They had just days to sell their former home and wedge some furniture into an aged care shoebox that no one would describe as pleasant, not even the architect's mother.
In the shedding of possessions, things that should have been saved weren't. And things that should have gone to their five children ended up in other hands.
We're not a family that traffics in heirlooms – there's no priceless furniture or jewellery or artwork in my backstory. And the few things of sentimental value – the gold ring Dad's colleagues gave him when he left India decades ago, some sandalwood figurines that had long given up their musky scent – were already mine.
The only thing I got from the move was Mum's old cookbook, which my sister saved for me. My sister could never be described as a foodie: her only interest in food is as fuel and cookbooks are about as important to her as stamp collecting. So she handed over Mum's cookbook, her eyes a particular shade of boredom.
It had been years since I'd seen the tatty A4 exercise book that started life as my brother's third form home economics workbook. About five recipes in (sausage rolls, chocolate cake and a lettuce salad featuring frozen mixed veges) he clearly lost interest, so Mum claimed the book as her own, scribbling recipes in her cursive script. It became the Bible of a woman who had to feed seven mouths on a limited budget for a very long time.
I brought the book back to New Zealand and then forgot all about it. I was also moving house, from inner-city Wellington to a 6ha lifestyle block an hour up the road. There was a renovation to do, a garden to tame and a major life adjustment to be made.
But a few months ago, when the tradies packed up and the delivery trucks that sheared branches off the blossom trees finally disappeared, I found the book, its pages tattooed with butter and egg yolk.
In a flash, I was back at my childhood dining table, a yellow Formica one we weren't allowed to leave until we'd eaten all of Mum's inedible macaroni cheese (even Cujo, our family dog, couldn't be persuaded by the congealed lumps of pasta and cheese).
Most of the recipes are the stuff of practical, quick midweek dinners - devilled chicken, meatloaf and parsnip soup – but Mum was an immigrant and, like so many immigrants, there wasn't much room for whimsy.
There are, however, some detours into the bizarre – chutney butter, which is probably as gag-worthy as it sounds and a recipe for tuna and jelly pie that should never have left the test kitchen. There's an overcomplicated seafood mousse I'm certain my mother would have scribbled down in a fit of aspiration but never made, because raising five children and holding down a full-time teaching job didn't leave much time or energy.
Next to that is a truly odd recipe for prawn-stuffed apples. As far as I'm aware, my mother has never made or eaten prawn-stuffed apples in her life.
There are also pockets of joy: a lemon meringue pie I've since made several times, grateful to find a home for the avalanche of citrus found on an old tree in the far reaches of our property. There's a recipe for the perfect chocolate mousse I'm sure Mum found on the back on a cocoa packet, the cheese ball I made for a seventh form progressive dinner and a one-egg chocolate cake I once unsuccessfully entered into a local baking competition.

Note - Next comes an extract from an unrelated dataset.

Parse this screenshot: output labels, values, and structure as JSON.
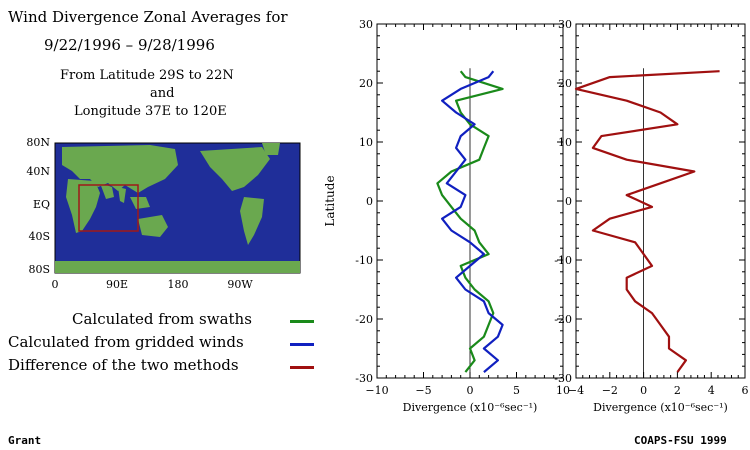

About 15 years ago I gave up eating meat, so I sail past recipes for chicken with mushroom cream sauce and instructions to "gently rub the flank with spices".
But I linger at Mum's notes, scribbled in the margins: add a dash of vinegar here, some lemon rind there. And then there are the unanswered questions: who was Grace and why are their multiple question marks next to her recipe for sugar biscuits? And what's with the big X, underlined several times, next to steamed carrot pudding?
My mother may be lost to the gloaming in her head but she can still reach out to me through her recipes, those staples that saw her through a lifetime of meals. As the late American food writer M.F.K. Fisher said, "It seems to me that our three basic needs, for food and security and love, are so mixed and mingled and entwined that we cannot straightly think of one without the others."